Daniel Roth: The Pioneer
It wasn’t until the late twentieth century that certain watchmakers, mostly independents, began to explore the possibilities of this rather particular format—notably Daniel Roth and Franck Muller. Roth went for an inspired, untrammeled shape combining short straight lines and long, graceful curves. Daniel Roth’s format remains highly unusual to this day and has become his signature style, with his tonneau collection really establishing itself in the 1990s. It could do with a minor facelift, but on the whole, the look remains amazingly contemporary.
Franck Müller: The Popularizer
However, when it comes to the barrel shape, most people tend to remember Franck Müller: the watchmaker who associated the name of his manufacture with the virtually unique use of the format that’s since become its hallmark. It was Franck Müller’s Curvex that first led to the rounded tonneau shape, now seen as commonplace, finding its way into watchmaking style guides. Ever since, the watchmaker’s talent has been poured into a multitude of tonneau watches: small, medium, and large formats; for men and women; with three hands; and with a dazzling array of the most technical complications in the world. In so doing, Franck Müller has demonstrated the remarkable versatility of the barrel shape, as well as its incredible modernity. First developed thirty years ago, it continues to be used without having undergone any major aesthetic alterations.
Other brands have since jumped on the tonneau bandwagon, including some leading players on the watchmaking market, adding substance to the trail first blazed by Franck Müller. These include Hublot, whose ‘Spirit of Big Bang’ collection sports a beautiful tonneau format, to which the Nyon-based brand has added its own distinctive touch, with its legendary bezel featuring visible screws and its integrated rubber strap.
Manufacture Tonneaux
Among the more traditional brands, Tissot has developed a little-known model in its Heritage collection that draws inspiration from the Art Deco movement: the Porto. The Patek Philippe Gondolo is rarer and more sophisticated–an unusual piece that draws little attention among connoisseurs of the Geneva-based manufacture.
A few hundred meters from the latter’s historic headquarters, the other major Geneva-based manufacture Vacheron Constantin has its Malte model, a perfect tonneau shape with more pronounced curves than is usual.
Meanwhile, Parmigiani Fleurier, another Swiss manufacture, boasts the Kalpa collection. The Kalpa’s shape is a perfect barrel too, with the particularity (shared with Franck Müller) that it comes in both men’s and women’s versions.
No list of classically-inspired manufacture watches in this format would be complete without the aptly-named Tonneau watch by Cartier, relaunched in 2018. Less well-known than the Rotonde, the Ballon Bleu, and the Tank, the piece nevertheless offers the most compelling evidence of Cartier’s genius for developing original and distinctive case shapes.
The Mille Case
Last but certainly not least, the Richard Mille brand has successfully appropriated the tonneau shape in outstandingly singular fashion, in just twenty years of existence. The firm uses it to the virtual exclusion of any other, thereby bringing this somewhat atypical format firmly to the fore once again.

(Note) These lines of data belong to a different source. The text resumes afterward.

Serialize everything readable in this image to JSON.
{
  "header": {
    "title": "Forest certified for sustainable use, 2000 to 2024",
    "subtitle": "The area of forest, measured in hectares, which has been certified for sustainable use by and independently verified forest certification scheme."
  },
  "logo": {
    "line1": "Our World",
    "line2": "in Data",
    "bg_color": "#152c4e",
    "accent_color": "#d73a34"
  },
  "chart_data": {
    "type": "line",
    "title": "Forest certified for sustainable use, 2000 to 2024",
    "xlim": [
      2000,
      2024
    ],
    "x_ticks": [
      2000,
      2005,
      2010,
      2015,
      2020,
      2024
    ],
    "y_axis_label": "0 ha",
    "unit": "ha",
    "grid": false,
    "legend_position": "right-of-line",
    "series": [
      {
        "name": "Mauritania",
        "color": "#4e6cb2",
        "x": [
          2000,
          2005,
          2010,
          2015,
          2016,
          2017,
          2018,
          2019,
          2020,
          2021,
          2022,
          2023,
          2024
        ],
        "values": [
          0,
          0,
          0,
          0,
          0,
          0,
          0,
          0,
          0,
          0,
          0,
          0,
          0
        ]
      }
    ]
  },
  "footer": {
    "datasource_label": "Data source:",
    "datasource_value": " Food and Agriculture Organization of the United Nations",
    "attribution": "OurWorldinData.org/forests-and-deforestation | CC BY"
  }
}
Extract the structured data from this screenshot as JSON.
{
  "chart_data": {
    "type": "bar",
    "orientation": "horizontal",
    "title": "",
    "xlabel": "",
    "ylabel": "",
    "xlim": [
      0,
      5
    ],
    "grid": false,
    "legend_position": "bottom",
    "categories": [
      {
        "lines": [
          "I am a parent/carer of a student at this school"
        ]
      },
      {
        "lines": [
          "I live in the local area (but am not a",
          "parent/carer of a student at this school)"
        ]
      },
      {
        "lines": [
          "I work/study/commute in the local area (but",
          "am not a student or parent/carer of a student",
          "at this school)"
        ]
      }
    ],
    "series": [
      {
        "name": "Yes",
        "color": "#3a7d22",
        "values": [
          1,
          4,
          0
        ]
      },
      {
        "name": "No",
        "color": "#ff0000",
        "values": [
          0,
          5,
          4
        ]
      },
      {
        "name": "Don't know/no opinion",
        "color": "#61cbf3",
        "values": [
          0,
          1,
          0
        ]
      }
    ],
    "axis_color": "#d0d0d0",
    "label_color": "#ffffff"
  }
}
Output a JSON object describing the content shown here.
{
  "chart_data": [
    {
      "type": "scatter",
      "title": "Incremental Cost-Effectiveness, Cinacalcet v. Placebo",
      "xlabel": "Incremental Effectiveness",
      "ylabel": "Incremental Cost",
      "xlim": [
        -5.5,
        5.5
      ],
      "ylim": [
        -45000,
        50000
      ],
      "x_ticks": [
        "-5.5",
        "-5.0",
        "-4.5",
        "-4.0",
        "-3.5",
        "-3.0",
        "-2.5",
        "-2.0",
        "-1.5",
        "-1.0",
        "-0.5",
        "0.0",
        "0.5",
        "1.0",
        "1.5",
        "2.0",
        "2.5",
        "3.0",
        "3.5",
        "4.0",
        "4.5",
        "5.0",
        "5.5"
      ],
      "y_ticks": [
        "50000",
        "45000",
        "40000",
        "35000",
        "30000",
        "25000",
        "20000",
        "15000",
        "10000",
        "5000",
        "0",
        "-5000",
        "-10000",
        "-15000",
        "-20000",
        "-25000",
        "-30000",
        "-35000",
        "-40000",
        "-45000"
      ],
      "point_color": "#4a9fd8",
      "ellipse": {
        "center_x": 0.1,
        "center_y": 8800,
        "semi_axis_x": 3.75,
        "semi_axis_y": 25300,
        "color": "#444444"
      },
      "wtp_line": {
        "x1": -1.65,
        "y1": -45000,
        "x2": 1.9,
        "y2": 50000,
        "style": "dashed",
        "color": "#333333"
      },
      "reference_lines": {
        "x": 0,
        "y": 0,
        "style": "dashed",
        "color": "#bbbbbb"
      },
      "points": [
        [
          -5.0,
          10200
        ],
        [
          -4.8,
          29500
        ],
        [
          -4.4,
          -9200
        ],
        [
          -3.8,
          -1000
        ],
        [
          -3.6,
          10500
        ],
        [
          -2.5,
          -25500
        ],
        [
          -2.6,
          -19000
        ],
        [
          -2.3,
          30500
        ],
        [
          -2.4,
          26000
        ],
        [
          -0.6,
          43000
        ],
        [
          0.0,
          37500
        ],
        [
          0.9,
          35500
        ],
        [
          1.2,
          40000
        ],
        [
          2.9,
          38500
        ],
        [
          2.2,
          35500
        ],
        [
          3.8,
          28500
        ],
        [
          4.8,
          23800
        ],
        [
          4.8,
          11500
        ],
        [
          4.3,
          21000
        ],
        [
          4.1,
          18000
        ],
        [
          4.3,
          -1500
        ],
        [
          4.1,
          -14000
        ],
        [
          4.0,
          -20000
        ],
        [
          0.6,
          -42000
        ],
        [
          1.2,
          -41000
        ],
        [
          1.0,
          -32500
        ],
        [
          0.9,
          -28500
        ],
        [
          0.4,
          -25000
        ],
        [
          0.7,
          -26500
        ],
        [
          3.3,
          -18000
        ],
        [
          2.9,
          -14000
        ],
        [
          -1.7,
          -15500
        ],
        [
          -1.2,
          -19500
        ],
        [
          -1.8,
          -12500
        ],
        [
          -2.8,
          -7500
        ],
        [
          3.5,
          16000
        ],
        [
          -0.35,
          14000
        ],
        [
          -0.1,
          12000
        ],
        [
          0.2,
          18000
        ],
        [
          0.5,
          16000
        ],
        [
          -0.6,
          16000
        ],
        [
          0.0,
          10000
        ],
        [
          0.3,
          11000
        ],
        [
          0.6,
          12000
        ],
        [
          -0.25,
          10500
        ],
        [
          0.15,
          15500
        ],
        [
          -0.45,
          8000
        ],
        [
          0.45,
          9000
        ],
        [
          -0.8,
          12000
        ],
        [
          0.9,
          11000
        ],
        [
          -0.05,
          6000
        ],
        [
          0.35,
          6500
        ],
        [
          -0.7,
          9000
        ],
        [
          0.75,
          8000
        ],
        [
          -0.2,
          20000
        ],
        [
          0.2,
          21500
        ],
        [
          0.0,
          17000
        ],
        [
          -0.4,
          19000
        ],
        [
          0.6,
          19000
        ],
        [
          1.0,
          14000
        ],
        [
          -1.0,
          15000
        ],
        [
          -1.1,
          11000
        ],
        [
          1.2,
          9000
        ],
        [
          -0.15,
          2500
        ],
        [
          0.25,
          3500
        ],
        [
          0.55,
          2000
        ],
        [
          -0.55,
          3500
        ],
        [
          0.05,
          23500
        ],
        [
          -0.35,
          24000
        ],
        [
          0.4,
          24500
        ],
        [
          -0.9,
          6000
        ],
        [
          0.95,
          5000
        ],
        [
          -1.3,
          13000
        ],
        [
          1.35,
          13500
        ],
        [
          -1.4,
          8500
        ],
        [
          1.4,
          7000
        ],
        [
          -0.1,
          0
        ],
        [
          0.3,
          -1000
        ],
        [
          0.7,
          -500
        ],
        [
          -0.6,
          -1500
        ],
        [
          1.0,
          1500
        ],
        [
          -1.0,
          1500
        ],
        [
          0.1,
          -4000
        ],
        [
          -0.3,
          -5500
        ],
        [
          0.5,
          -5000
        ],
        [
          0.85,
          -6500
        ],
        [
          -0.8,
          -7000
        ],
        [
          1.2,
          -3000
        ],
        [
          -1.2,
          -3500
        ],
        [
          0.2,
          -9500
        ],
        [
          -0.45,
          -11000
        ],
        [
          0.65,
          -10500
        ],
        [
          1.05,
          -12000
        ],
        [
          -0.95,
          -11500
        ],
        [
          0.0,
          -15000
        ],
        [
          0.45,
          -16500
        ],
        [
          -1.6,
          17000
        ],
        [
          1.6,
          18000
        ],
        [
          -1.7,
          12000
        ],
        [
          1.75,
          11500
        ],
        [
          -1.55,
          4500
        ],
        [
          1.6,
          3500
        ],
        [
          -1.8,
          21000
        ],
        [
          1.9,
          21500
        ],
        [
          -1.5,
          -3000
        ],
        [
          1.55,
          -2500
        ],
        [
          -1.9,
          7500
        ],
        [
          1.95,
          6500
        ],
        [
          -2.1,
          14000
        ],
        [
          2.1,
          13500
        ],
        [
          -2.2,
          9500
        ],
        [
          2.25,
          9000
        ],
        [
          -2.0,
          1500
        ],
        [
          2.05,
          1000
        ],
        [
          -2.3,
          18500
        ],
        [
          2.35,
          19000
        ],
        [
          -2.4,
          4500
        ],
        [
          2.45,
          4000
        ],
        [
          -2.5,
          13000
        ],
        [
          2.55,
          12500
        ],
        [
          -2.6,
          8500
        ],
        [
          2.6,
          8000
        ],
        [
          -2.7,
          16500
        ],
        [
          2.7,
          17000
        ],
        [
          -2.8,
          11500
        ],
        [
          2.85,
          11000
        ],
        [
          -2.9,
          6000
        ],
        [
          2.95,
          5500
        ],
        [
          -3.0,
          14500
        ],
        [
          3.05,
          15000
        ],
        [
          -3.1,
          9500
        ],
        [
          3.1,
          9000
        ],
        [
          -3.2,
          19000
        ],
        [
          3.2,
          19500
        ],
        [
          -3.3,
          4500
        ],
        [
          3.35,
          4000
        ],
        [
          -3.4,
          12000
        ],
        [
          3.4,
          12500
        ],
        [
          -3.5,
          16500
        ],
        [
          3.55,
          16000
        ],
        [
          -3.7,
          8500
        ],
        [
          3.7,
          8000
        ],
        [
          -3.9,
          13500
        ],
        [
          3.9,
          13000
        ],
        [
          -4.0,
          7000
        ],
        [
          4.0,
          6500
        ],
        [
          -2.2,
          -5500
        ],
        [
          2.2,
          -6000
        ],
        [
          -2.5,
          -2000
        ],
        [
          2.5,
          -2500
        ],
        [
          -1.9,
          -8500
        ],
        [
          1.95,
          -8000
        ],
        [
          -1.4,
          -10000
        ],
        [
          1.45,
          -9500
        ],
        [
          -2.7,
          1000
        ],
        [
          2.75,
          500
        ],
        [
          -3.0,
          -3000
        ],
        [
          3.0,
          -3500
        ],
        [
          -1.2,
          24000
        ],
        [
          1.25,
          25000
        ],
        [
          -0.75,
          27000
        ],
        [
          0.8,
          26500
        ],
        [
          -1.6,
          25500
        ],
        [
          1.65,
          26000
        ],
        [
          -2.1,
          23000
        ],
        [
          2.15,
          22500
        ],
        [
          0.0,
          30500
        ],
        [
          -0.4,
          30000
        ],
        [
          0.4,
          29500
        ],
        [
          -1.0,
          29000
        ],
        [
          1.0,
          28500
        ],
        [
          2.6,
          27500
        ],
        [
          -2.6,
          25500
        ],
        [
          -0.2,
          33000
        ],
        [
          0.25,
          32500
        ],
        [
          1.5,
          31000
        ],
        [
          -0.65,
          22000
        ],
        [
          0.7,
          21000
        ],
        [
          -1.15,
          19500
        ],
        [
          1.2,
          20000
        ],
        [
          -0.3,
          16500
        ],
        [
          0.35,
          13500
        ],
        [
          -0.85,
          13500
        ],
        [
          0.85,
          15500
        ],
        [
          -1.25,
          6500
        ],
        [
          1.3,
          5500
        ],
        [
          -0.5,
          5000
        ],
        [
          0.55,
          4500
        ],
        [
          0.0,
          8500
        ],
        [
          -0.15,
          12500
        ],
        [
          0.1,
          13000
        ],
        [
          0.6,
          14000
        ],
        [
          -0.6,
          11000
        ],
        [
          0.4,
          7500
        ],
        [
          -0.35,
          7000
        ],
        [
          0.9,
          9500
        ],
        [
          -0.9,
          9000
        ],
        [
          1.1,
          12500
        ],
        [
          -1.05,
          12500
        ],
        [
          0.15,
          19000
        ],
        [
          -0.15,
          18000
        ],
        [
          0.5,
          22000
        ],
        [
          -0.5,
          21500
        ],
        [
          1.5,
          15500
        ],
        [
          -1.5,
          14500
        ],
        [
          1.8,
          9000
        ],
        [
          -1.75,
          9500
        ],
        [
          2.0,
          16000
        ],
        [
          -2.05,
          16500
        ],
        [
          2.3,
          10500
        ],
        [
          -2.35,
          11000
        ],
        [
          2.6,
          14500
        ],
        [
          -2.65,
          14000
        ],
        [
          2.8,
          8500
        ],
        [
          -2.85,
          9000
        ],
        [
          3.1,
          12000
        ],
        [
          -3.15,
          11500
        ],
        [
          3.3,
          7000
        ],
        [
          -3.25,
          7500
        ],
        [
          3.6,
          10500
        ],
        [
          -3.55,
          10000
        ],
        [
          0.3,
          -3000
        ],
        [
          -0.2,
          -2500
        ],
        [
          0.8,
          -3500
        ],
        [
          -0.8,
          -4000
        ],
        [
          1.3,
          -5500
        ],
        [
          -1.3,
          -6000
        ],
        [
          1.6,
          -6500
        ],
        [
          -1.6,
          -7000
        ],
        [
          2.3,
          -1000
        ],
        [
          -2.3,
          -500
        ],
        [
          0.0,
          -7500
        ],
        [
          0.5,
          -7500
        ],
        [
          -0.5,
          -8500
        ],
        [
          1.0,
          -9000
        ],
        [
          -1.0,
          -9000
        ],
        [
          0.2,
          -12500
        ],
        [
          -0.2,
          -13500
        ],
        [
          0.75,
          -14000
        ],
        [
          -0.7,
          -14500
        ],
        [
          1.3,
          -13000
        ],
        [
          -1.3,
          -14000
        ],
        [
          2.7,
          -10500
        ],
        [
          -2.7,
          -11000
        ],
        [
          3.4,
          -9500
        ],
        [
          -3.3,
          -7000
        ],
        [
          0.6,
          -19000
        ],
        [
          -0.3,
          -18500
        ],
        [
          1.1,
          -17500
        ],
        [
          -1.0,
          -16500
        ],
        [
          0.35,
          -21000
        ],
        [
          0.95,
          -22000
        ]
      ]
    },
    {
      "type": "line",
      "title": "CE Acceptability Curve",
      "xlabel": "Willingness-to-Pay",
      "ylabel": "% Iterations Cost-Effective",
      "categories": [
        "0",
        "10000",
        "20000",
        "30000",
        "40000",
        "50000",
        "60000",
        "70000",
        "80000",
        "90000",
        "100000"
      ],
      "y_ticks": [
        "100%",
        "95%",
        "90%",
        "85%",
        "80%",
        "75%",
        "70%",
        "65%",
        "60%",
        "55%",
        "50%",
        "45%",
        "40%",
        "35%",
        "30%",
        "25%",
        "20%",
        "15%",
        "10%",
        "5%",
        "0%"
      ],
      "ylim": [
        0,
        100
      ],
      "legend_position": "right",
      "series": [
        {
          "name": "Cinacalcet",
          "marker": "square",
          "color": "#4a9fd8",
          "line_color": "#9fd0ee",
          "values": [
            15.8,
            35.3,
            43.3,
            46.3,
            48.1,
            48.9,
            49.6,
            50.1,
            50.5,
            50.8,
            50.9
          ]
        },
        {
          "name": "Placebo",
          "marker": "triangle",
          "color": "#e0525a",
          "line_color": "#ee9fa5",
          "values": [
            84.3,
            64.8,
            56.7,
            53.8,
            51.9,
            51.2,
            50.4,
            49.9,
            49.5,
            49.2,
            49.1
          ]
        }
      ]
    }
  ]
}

Armed with finely-honed profiles, skeleton cases, descriptive materials, and sky-high prices, Richard Mille has upended the tonneau—and the watchmaking canons it formerly subscribed to. Capitalizing on the stylistic progress achieved over the previous thirty years, Richard Mille has redefined the barrel shape, making it unreservedly contemporary, highly technical, sexy, and unisex in equal measure. While the curvy rectangle’s future seems assured, the real challenge going forward will be to reinvent it as successfully as Mille did. The tonneau might well be the shape of things to come, but just what that might look like in twenty to thirty years’ time is anyone’s guess.